От автопарка побежали бегом, перебрались через какую-то заброшенную линию, где стояли старые товарные вагоны, и прямиком направились к станции Зеленогорск, где светилась бледная лампочка под козырьком.
Вот и очередь. Мужики пьют пиво, курят, судачат. Всем хорошо, все пришли после работы, "с устатку" цедят терпкую, пенистую влагу. Сане и Петру тоже выдали в окошечко по кружке. Саня достал воблу с королевской небрежностью, понимая, что сейчас ей тут цены нет. Петр начал чистить рыбу медленно, вдумчиво, содрал шкуру, начал делить.
- Кто же так рвет рыбу, мастер, - сказал Саня. Рыбка в его руках начала разрываться с хвоста по хребту вниз - брюхо в одну сторону, хребтина в другую, красиво и просто. Никогда Петр такого не видел, хоть и побывал у самих поморов, о чем и поговорил, похвастался немного возле ларька. За компанию, конечно, потому что в такой обстановке никто сольного выступления долго слушать не станет. Если ты хоть мало-мальски понимаешь, что к чему, больше двух-трех фраз не говори. Брякнул, дай другому выразиться. Сюда ведь люди пришли не только пиво пить.
Однако долго стоять у пивного ларька нет времени, надо выспаться перед охотой. Все наспех, все бегом, но с наслаждением…
- Ну, вот и пришли, - порадовался Саня. - Это мой барак. Иди по камешкам, не оступись.

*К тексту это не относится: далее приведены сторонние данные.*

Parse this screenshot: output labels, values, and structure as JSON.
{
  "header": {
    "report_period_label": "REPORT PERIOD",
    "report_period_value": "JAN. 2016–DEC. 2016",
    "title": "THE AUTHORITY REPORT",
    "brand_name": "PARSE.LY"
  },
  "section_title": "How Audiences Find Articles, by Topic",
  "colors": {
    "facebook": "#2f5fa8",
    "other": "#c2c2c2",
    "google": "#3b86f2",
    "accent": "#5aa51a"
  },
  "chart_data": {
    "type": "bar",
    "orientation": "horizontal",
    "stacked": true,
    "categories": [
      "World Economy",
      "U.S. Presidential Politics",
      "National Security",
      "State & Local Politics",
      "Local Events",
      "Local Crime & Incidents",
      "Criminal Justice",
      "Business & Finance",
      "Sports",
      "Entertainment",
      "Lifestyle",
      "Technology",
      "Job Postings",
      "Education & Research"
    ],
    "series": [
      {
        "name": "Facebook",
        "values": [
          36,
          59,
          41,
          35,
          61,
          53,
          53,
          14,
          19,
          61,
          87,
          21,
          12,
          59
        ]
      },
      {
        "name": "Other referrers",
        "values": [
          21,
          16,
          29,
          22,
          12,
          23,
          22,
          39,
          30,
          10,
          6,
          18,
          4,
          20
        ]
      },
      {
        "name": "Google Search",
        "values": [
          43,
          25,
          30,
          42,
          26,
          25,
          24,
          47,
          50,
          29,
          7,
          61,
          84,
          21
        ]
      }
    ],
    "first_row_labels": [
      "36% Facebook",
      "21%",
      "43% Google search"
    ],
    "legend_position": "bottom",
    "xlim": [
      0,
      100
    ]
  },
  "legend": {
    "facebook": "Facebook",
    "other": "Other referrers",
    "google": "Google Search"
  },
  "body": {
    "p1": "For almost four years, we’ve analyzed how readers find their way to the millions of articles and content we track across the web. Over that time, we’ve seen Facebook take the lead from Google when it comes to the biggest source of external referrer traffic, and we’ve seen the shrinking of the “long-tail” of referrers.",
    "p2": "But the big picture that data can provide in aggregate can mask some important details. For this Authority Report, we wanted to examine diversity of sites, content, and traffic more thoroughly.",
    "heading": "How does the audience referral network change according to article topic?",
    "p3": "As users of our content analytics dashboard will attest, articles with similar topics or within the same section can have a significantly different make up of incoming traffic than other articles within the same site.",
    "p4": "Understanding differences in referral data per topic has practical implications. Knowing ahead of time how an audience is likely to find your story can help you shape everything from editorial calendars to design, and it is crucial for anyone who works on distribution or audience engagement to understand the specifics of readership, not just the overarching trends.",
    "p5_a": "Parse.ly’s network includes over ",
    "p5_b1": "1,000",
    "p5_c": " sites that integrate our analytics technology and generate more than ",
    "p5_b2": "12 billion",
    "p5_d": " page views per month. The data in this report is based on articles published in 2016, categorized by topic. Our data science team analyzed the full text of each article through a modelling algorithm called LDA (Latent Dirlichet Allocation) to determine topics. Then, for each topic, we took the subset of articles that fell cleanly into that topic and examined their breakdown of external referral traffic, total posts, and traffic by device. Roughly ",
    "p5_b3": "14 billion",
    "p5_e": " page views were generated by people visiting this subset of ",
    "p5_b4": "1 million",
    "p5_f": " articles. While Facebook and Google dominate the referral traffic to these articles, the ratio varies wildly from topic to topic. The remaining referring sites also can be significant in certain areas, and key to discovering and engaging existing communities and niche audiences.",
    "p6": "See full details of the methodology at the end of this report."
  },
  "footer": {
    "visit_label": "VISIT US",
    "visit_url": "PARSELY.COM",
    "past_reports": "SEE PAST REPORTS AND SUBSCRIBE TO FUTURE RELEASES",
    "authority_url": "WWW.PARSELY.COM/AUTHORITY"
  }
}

Низкий дом, действительно похожий на барак, приятели огибали, ступая по камешкам, брошенным в лужу. Первым шел Саня, за ним Петр. Услышал повизгивание собак, разглядел в полумраке вольер и двух псов, они размахивали хвостами, прыгали радостно на стенку вольера.
- Завтра, завтра, - бросил Саня. - Чуют, - сказал он и похвастал знанием литературы: - Я как Троекуров, с псарней.
Петр еще не мог осознать, что происходит вокруг, а что в нем. Он и радовался, и удивлялся, и прислушивался, и приглядывался, и охотно шел навстречу неизведанному.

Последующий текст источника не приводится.